This book provides a clear picture of where things stand with honesty in an academic context. Miller, who directs the Honesty Project at Wake Forest, offers an extended philosophical account of the concept of honesty and what being an honest person means. He reflects on the nature of character and offers interesting diversions on cheating, self-deception, stealing, promising, and so on.

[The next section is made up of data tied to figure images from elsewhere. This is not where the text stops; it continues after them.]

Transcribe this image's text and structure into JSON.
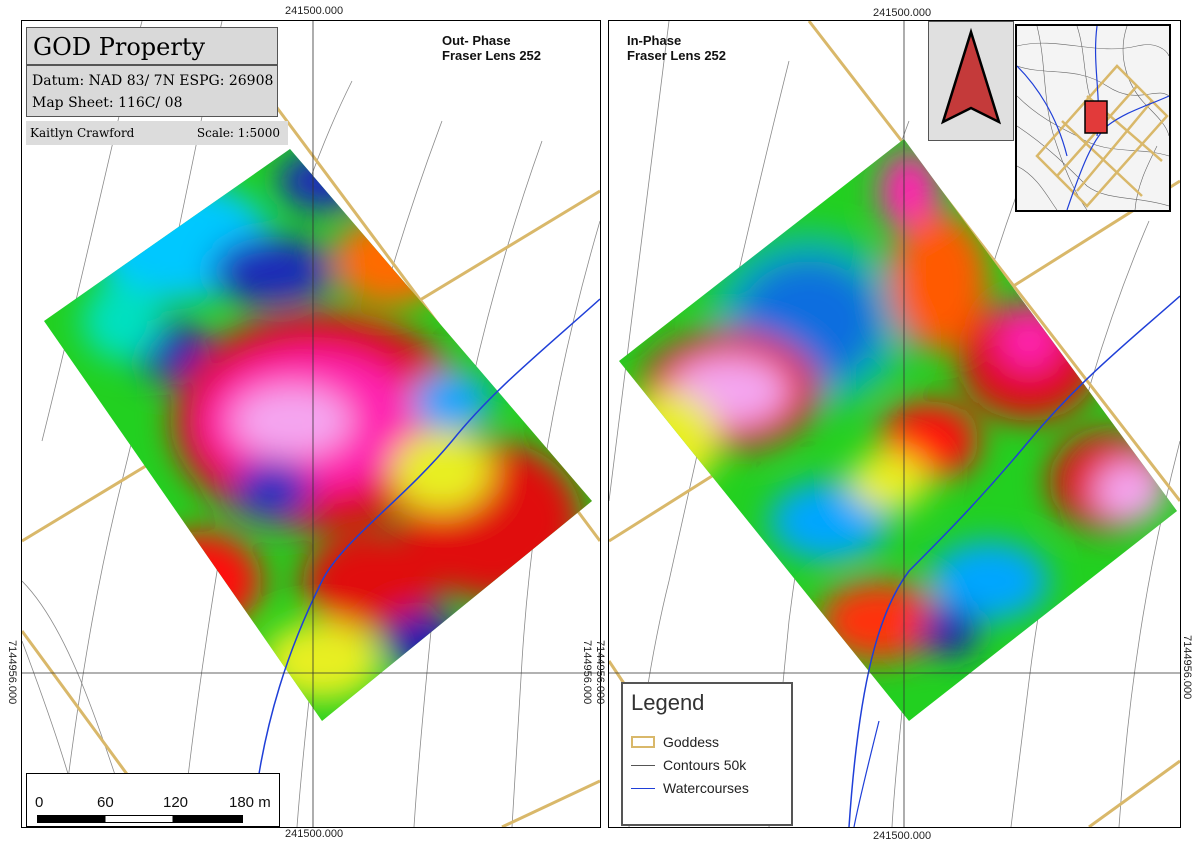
{
  "left_panel": {
    "title": "GOD Property",
    "datum": "Datum: NAD 83/ 7N ESPG: 26908",
    "map_sheet": "Map Sheet: 116C/ 08",
    "author": "Kaitlyn Crawford",
    "scale": "Scale: 1:5000",
    "phase_label_line1": "Out- Phase",
    "phase_label_line2": "Fraser Lens 252",
    "coord_top": "241500.000",
    "coord_bottom": "241500.000",
    "coord_right": "7144956.000",
    "coord_left": "7144956.000",
    "scalebar": {
      "ticks": [
        "0",
        "60",
        "120",
        "180 m"
      ]
    }
  },
  "right_panel": {
    "phase_label_line1": "In-Phase",
    "phase_label_line2": "Fraser Lens 252",
    "coord_top": "241500.000",
    "coord_bottom": "241500.000",
    "coord_left": "7144956.000",
    "coord_right": "7144956.000",
    "legend": {
      "title": "Legend",
      "items": [
        {
          "label": "Goddess",
          "color": "#d9b86a",
          "kind": "box"
        },
        {
          "label": "Contours 50k",
          "color": "#555555",
          "kind": "line"
        },
        {
          "label": "Watercourses",
          "color": "#1f3fd8",
          "kind": "line"
        }
      ]
    },
    "north_arrow": "north-arrow-icon",
    "inset_marker_color": "#e23a3a"
  },
  "colors": {
    "claim_outline": "#d9b86a",
    "contour": "#8a8a8a",
    "watercourse": "#1f3fd8",
    "ramp": [
      "#1a1ab0",
      "#00a6ff",
      "#00e0c0",
      "#22e022",
      "#e8ef20",
      "#ff7a00",
      "#e01010",
      "#ff20c0",
      "#f4a6f0"
    ]
  }
}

Christian B. Miller is the A. C. Reid Professor of Philosophy at Wake Forest University. He is currently the Director of the Honesty Project. He is the author of over 100 academic papers as well as four books, including Moral Character: An Empirical Theory (2013), Character and Moral Psychology (2014), The Character Gap: How Good Are We? (2017), and Moral Psychology (2021). He is a science contributor for
Forbes, and his writings have also appeared in The New York Times, Wall Street Journal, Dallas Morning News, Slate, The Conversation, Newsweek, Aeon, and Christianity Today. Miller is the editor or co-editor of Essays in the Philosophy of Religion (OUP),Character: New Directions from Philosophy, Psychology, and Theology (OUP),Moral Psychology, Volume V: Virtue
and Character (MIT Press), Integrity, Honesty, and Truth Seeking (OUP), and The Continuum Companion to Ethics (Continuum Press).